After Gujarat Titans turned an equation of 48 from 18 balls - and a win likelihood of 4.20%, according to ESPNcricinfo's Forecaster - into a
three-wicket victory over Chennai Super Kings last week, David Miller, the Player of the Match for his unbeaten 94 off 51 balls, made a rare acknowledgment of the role of luck in T20 cricket.
"We could have probably lost four out of six [matches], and we've won five out of six," Miller said at the post-match presentation. "The dice has definitely rolled onto our side."
Titans sit atop the
IPL 2022 table (before Friday's match) because they are a team with multiple match-winners who have made important contributions at various points, but you can't deny that luck has gone their way in almost every tense situation - here's looking at you in particular, Odean Smith.
As the halfway point of the season nears, therefore, you might wonder how Titans will cope if their luck were to turn. It isn't as if the deficiencies that were
widely noted in their squad before the season have disappeared. For example, while their bowling is top-notch and their middle and lower order have considerably outperformed expectatations, their top order, Shubman Gill apart, has been a worry. Of all top threes in IPL 2022, Titans' has the lowest collective average (19.11) and strike rate (119.86).

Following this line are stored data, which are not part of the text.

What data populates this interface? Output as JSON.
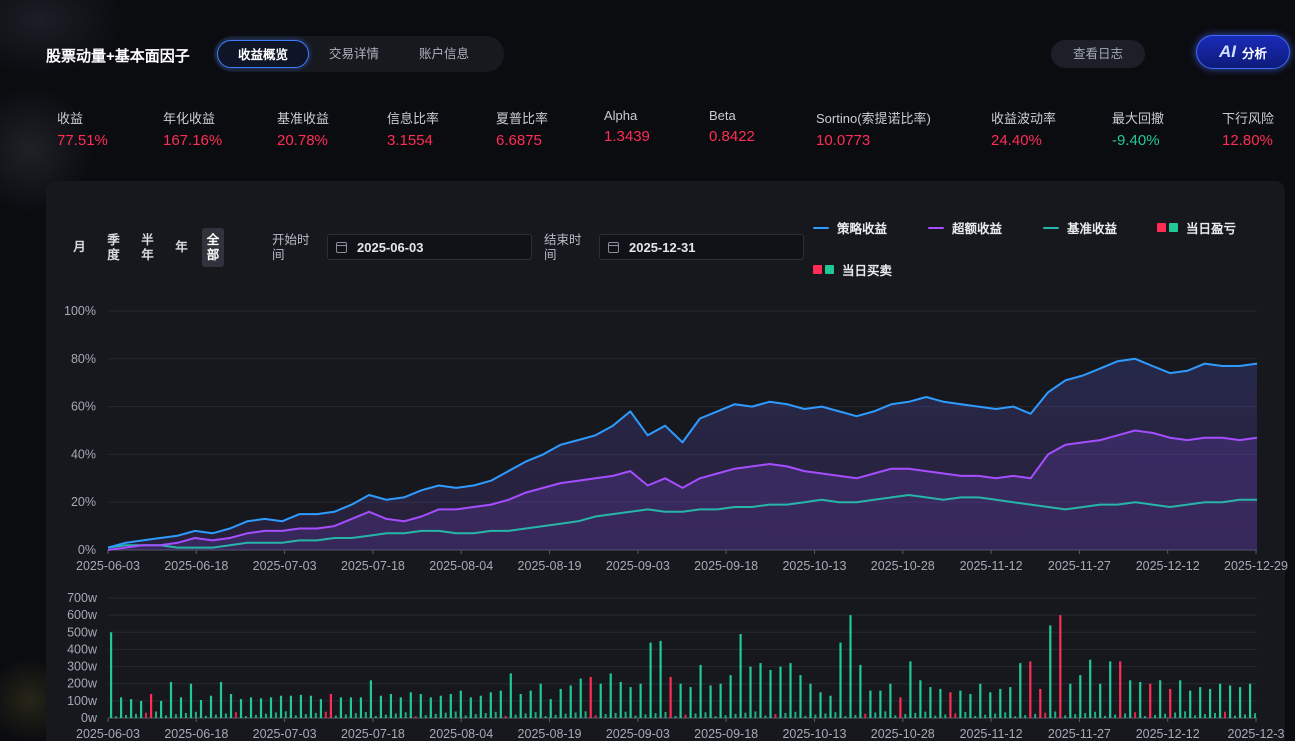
{
  "app_title": "股票动量+基本面因子",
  "tabs": [
    {
      "label": "收益概览",
      "active": true
    },
    {
      "label": "交易详情",
      "active": false
    },
    {
      "label": "账户信息",
      "active": false
    }
  ],
  "log_button": "查看日志",
  "ai_button": {
    "glyph": "AI",
    "label": "分析"
  },
  "metrics": [
    {
      "label": "收益",
      "value": "77.51%",
      "tone": "red"
    },
    {
      "label": "年化收益",
      "value": "167.16%",
      "tone": "red"
    },
    {
      "label": "基准收益",
      "value": "20.78%",
      "tone": "red"
    },
    {
      "label": "信息比率",
      "value": "3.1554",
      "tone": "red"
    },
    {
      "label": "夏普比率",
      "value": "6.6875",
      "tone": "red"
    },
    {
      "label": "Alpha",
      "value": "1.3439",
      "tone": "red"
    },
    {
      "label": "Beta",
      "value": "0.8422",
      "tone": "red"
    },
    {
      "label": "Sortino(索提诺比率)",
      "value": "10.0773",
      "tone": "red"
    },
    {
      "label": "收益波动率",
      "value": "24.40%",
      "tone": "red"
    },
    {
      "label": "最大回撤",
      "value": "-9.40%",
      "tone": "green"
    },
    {
      "label": "下行风险",
      "value": "12.80%",
      "tone": "red"
    }
  ],
  "periods": [
    {
      "label": "月",
      "active": false
    },
    {
      "label": "季度",
      "active": false
    },
    {
      "label": "半年",
      "active": false
    },
    {
      "label": "年",
      "active": false
    },
    {
      "label": "全部",
      "active": true
    }
  ],
  "start_label": "开始时间",
  "start_date": "2025-06-03",
  "end_label": "结束时间",
  "end_date": "2025-12-31",
  "legend": {
    "strategy": "策略收益",
    "excess": "超额收益",
    "benchmark": "基准收益",
    "daily_pnl": "当日盈亏",
    "daily_trade": "当日买卖"
  },
  "colors": {
    "strategy": "#2e9bff",
    "excess": "#a64dff",
    "benchmark": "#26b5a8",
    "up": "#ff2d55",
    "down": "#20c997",
    "accent": "#3f7bff"
  },
  "chart_data": [
    {
      "type": "line",
      "x_ticks": [
        "2025-06-03",
        "2025-06-18",
        "2025-07-03",
        "2025-07-18",
        "2025-08-04",
        "2025-08-19",
        "2025-09-03",
        "2025-09-18",
        "2025-10-13",
        "2025-10-28",
        "2025-11-12",
        "2025-11-27",
        "2025-12-12",
        "2025-12-29"
      ],
      "y_ticks": [
        "0%",
        "20%",
        "40%",
        "60%",
        "80%",
        "100%"
      ],
      "ylim": [
        0,
        100
      ],
      "grid": true,
      "series": [
        {
          "name": "策略收益",
          "key": "strategy",
          "values": [
            1,
            3,
            4,
            5,
            6,
            8,
            7,
            9,
            12,
            13,
            12,
            15,
            15,
            16,
            19,
            23,
            21,
            22,
            25,
            27,
            26,
            27,
            29,
            33,
            37,
            40,
            44,
            46,
            48,
            52,
            58,
            48,
            52,
            45,
            55,
            58,
            61,
            60,
            62,
            61,
            59,
            60,
            58,
            56,
            58,
            61,
            62,
            64,
            62,
            61,
            60,
            59,
            60,
            57,
            66,
            71,
            73,
            76,
            79,
            80,
            77,
            74,
            75,
            78,
            77,
            77,
            78
          ]
        },
        {
          "name": "超额收益",
          "key": "excess",
          "values": [
            0,
            1,
            2,
            2,
            3,
            5,
            4,
            5,
            7,
            8,
            8,
            9,
            9,
            10,
            13,
            16,
            13,
            12,
            14,
            17,
            17,
            18,
            19,
            21,
            24,
            26,
            28,
            29,
            30,
            31,
            33,
            27,
            30,
            26,
            30,
            32,
            34,
            35,
            36,
            35,
            33,
            32,
            31,
            30,
            32,
            34,
            34,
            33,
            32,
            31,
            31,
            30,
            31,
            30,
            40,
            44,
            45,
            46,
            48,
            50,
            49,
            47,
            46,
            47,
            47,
            46,
            47
          ]
        },
        {
          "name": "基准收益",
          "key": "benchmark",
          "values": [
            1,
            2,
            2,
            2,
            1,
            1,
            1,
            2,
            3,
            3,
            3,
            4,
            4,
            5,
            5,
            6,
            7,
            7,
            8,
            8,
            7,
            7,
            8,
            8,
            9,
            10,
            11,
            12,
            14,
            15,
            16,
            17,
            16,
            16,
            17,
            17,
            18,
            18,
            19,
            19,
            20,
            21,
            20,
            20,
            21,
            22,
            23,
            22,
            21,
            22,
            22,
            21,
            20,
            19,
            18,
            17,
            18,
            19,
            19,
            20,
            19,
            18,
            19,
            20,
            20,
            21,
            21
          ]
        }
      ]
    },
    {
      "type": "bar",
      "x_ticks": [
        "2025-06-03",
        "2025-06-18",
        "2025-07-03",
        "2025-07-18",
        "2025-08-04",
        "2025-08-19",
        "2025-09-03",
        "2025-09-18",
        "2025-10-13",
        "2025-10-28",
        "2025-11-12",
        "2025-11-27",
        "2025-12-12",
        "2025-12-3"
      ],
      "y_ticks": [
        "0w",
        "100w",
        "200w",
        "300w",
        "400w",
        "500w",
        "600w",
        "700w"
      ],
      "ylim": [
        0,
        700
      ],
      "grid": true,
      "series": [
        {
          "name": "当日买卖",
          "values": [
            500,
            120,
            110,
            100,
            140,
            100,
            210,
            120,
            200,
            105,
            130,
            210,
            140,
            110,
            120,
            115,
            120,
            130,
            130,
            135,
            130,
            110,
            140,
            120,
            120,
            120,
            220,
            130,
            140,
            120,
            150,
            140,
            120,
            130,
            140,
            160,
            120,
            130,
            150,
            160,
            260,
            140,
            160,
            200,
            110,
            170,
            190,
            230,
            240,
            200,
            260,
            210,
            180,
            200,
            440,
            450,
            240,
            200,
            180,
            310,
            190,
            200,
            250,
            490,
            300,
            320,
            280,
            300,
            320,
            250,
            200,
            150,
            130,
            440,
            600,
            310,
            160,
            160,
            200,
            120,
            330,
            220,
            180,
            170,
            150,
            160,
            140,
            200,
            150,
            170,
            180,
            320,
            330,
            170,
            540,
            600,
            200,
            250,
            340,
            200,
            330,
            330,
            220,
            210,
            200,
            220,
            170,
            220,
            160,
            180,
            170,
            200,
            190,
            180,
            200
          ]
        },
        {
          "name": "当日盈亏",
          "negative_days": [
            4,
            22,
            48,
            56,
            79,
            84,
            92,
            93,
            95,
            101,
            104,
            106
          ]
        }
      ]
    }
  ]
}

Their opponents on Saturday, Kolkata Knight Riders, will be desperate to end a run of three successive defeats and to find some sort of fix for a bowling attack that twice conceded 200-plus totals in those three games.

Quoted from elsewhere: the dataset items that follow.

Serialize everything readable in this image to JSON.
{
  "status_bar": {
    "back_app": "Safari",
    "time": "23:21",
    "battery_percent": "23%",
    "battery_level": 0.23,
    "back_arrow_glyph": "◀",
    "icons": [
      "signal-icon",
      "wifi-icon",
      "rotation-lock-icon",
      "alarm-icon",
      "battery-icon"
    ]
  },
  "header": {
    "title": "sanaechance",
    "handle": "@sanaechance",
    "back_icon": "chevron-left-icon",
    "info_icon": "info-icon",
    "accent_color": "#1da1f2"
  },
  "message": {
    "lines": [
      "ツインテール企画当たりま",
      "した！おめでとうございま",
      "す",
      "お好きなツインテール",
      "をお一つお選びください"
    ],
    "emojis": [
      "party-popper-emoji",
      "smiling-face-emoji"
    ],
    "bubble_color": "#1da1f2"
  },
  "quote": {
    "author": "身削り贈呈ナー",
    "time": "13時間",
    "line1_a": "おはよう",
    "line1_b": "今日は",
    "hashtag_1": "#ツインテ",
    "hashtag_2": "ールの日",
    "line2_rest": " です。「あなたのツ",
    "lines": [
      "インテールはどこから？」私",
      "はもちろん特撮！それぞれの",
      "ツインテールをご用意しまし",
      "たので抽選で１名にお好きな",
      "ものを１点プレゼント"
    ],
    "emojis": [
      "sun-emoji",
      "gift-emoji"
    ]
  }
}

Umesh Yadav began the season as its best powerplay bowler, with six wickets and an economy rate of 5.18 in that phase in Knight Riders' first four games. In their last three, however, he has gone wicketless in the powerplay and conceded 8.43 runs per over. Pat Cummins has leaked runs across phases - at 12.00, his economy rate is the
worst of all bowlers to have delivered at least 10 overs this season. Varun Chakravarthy, meanwhile, has looked a shadow of his usual self, with an economy rate of 8.84 to follow two seasons in which he went
at less than 7.
These are bowlers who lack neither skill nor experience. If Knight Riders can find a way to sort out their troubles, they have, in Titans' top order, a clear weakness to target at the DY Patil Stadium on Saturday. The question, though, is: can they?
Groin stiffness forced Hardik Pandya to miss Titans' last match, against Super Kings, but with Titans getting a five-day gap between that game and Saturday's clash, their captain is likely to be back. It will be interesting, however, to note what kind of bowling workload he takes on.
Gujarat Titans: 1 Shubman Gill, 2 Matthew Wade (wk), 3 Vijay Shankar/Sai Sudharsan, 4 Hardik Pandya (capt), 5 David Miller, 6 Abhinav Manohar, 7 Rahul Tewatia, 8 Rashid Khan, 9 Lockie Ferguson, 10 Mohammed Shami, 11 Yash Dayal
Kolkata Knight Riders: 1 Aaron Finch, 2 Venkatesh Iyer, 3 Shreyas Iyer (capt), 4 Nitish Rana, 5 Sheldon Jackson (wk), 6 Andre Russell, 7 Sunil Narine, 8 Pat Cummins, 9 Shivam Mavi, 10 Umesh Yadav, 11 Varun Chakravarthy.
In the same period, Shreyas has been out twice to Rashid Khan in 55 balls, while only
scoring 51 runs.
Former Knight Riders players (Kuldeep Yadav and Rahul Tripathi) have won the Player-of-the-Match award in two of the four matches that Knight Riders have lost this season. Titans have two ex-Knight Riders players in their ranks: Gill and Lockie Ferguson. David Miller (99), Nitish Rana (98) and Shreyas Iyer (94) are all nearing the landmark of 100 sixes in the IPL. Rashid Khan is one strike shy of becoming the 17th bowler to reach the 100-wicket mark in the IPL.